ZAPPALA and CAPPY, JJ., concur in the result.

NOTES

[1] 35 P.S. § 780-113(a)(16).

[2] 35 P.S. § 780-113(a)(30).

[3] 18 Pa.C.S. § 6106.

[4] In addition to his two ineffectiveness claims, appellant also raises before this Court the underlying suppression issue itself. In other words, appellant asks us to decide whether the evidence seized by police should have been suppressed.

We will not address this issue because it is waived due to trial counsel's failure to raise it in his post-verdict motion. Prior to the adoption of the current version of Pa.R.Crim.P. 1410, any claims not raised in post-trial motions were considered waived. New Rule 1410 is effective only as to cases in which the determination of guilt occurred on or after January 1, 1994. Since appellant was convicted on March 3, 1993, prior to the effective date of new Rule 1410, trial counsel's failure to incorporate the suppression issue into his post-verdict motion resulted in its waiver.

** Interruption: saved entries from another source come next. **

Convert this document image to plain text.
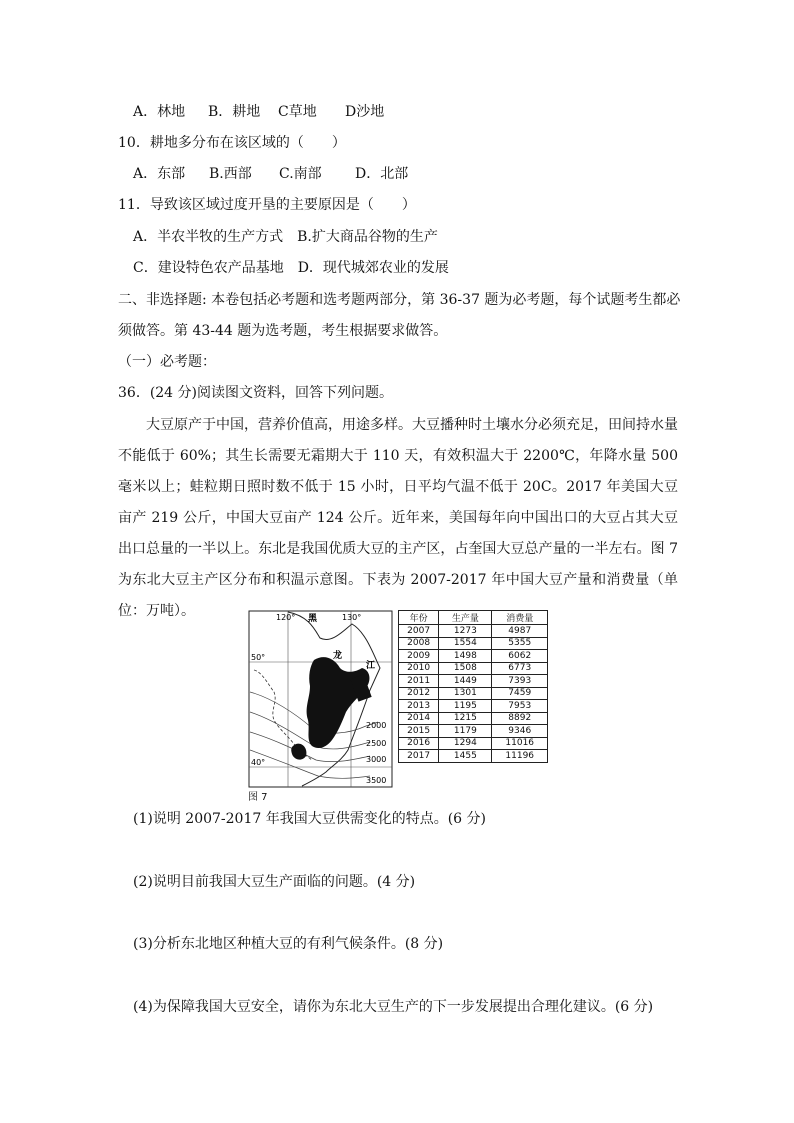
A．林地 B．耕地 C草地 D沙地
10．耕地多分布在该区域的（　　）
A．东部 B.西部 C.南部 D．北部
11．导致该区域过度开垦的主要原因是（　　）
A．半农半牧的生产方式　B.扩大商品谷物的生产
C．建设特色农产品基地　D．现代城郊农业的发展
二、非选择题: 本卷包括必考题和选考题两部分，第 36-37 题为必考题，每个试题考生都必
须做答。第 43-44 题为选考题，考生根据要求做答。
（一）必考题：
36．(24 分)阅读图文资料，回答下列问题。
大豆原产于中国，营养价值高，用途多样。大豆播种时土壤水分必须充足，田间持水量不能低于 60%；其生长需要无霜期大于 110 天，有效积温大于 2200℃，年降水量 500 毫米以上；蛙粒期日照时数不低于 15 小时，日平均气温不低于 20C。2017 年美国大豆亩产 219 公斤，中国大豆亩产 124 公斤。近年来，美国每年向中国出口的大豆占其大豆出口总量的一半以上。东北是我国优质大豆的主产区，占奎国大豆总产量的一半左右。图 7 为东北大豆主产区分布和积温示意图。下表为 2007-2017 年中国大豆产量和消费量（单位：万吨）。	120°	130°
50°
40°
黑
龙
江
2000
2500
3000
3500
图 7
年份	生产量	消费量
2007	1273	4987
2008	1554	5355
2009	1498	6062
2010	1508	6773
2011	1449	7393
2012	1301	7459
2013	1195	7953
2014	1215	8892
2015	1179	9346
2016	1294	11016
2017	1455	11196
(1)说明 2007-2017 年我国大豆供需变化的特点。(6 分)
(2)说明目前我国大豆生产面临的问题。(4 分)
(3)分析东北地区种植大豆的有利气候条件。(8 分)
(4)为保障我国大豆安全，请你为东北大豆生产的下一步发展提出合理化建议。(6 分)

Moreover, appellant cannot revive the suppression issue by asserting counsel's failure to preserve it. In considering counsel's ineffectiveness, we do not decide the issue which counsel was ineffective in failing to preserve. Rather,

our analysis of the abandoned claim is undertaken solely for the purpose of resolving questions of ineffective representation. Not having been raised in post-trial motions, the claim itself has not been properly preserved for appellate review ..... [o]nce we conclude that the omitted contention is of arguable merit, our inquiry into the substance of the claim ceases and shifts to an analysis of post-trial counsel's basis for decision.

Commonwealth v. Hubbard, 472 Pa. 259, 278, 372 A.2d 687, 696 (1977).

[5] In his brief to this Court, appellant asserts that "although he was privately retained in this case, trial counsel, Joseph Paletta, was at that time and still is to this day a member of the same Public Defender's Office as appellate counsel." Appellant's Reply Brief at 3. However, there is no evidence of record that trial counsel has ever been affiliated with the public defender's office. Moreover, in the Praecipe For Appearance filed with the Court of Common Pleas of Allegheny County, trial counsel indicated that he was representing appellant in his capacity as a privately-retained attorney, rather than as a public defender. See Commonwealth v. Young, 456 Pa. 102, 115 & n. 15, 317 A.2d 258, 264 & n. 15 (1974)(holding that on appellate review, a court may not consider facts outside the record); Commonwealth v. Rini, 285 Pa.Super. 475, 481, 427 A.2d 1385, 1389 (1981)(same).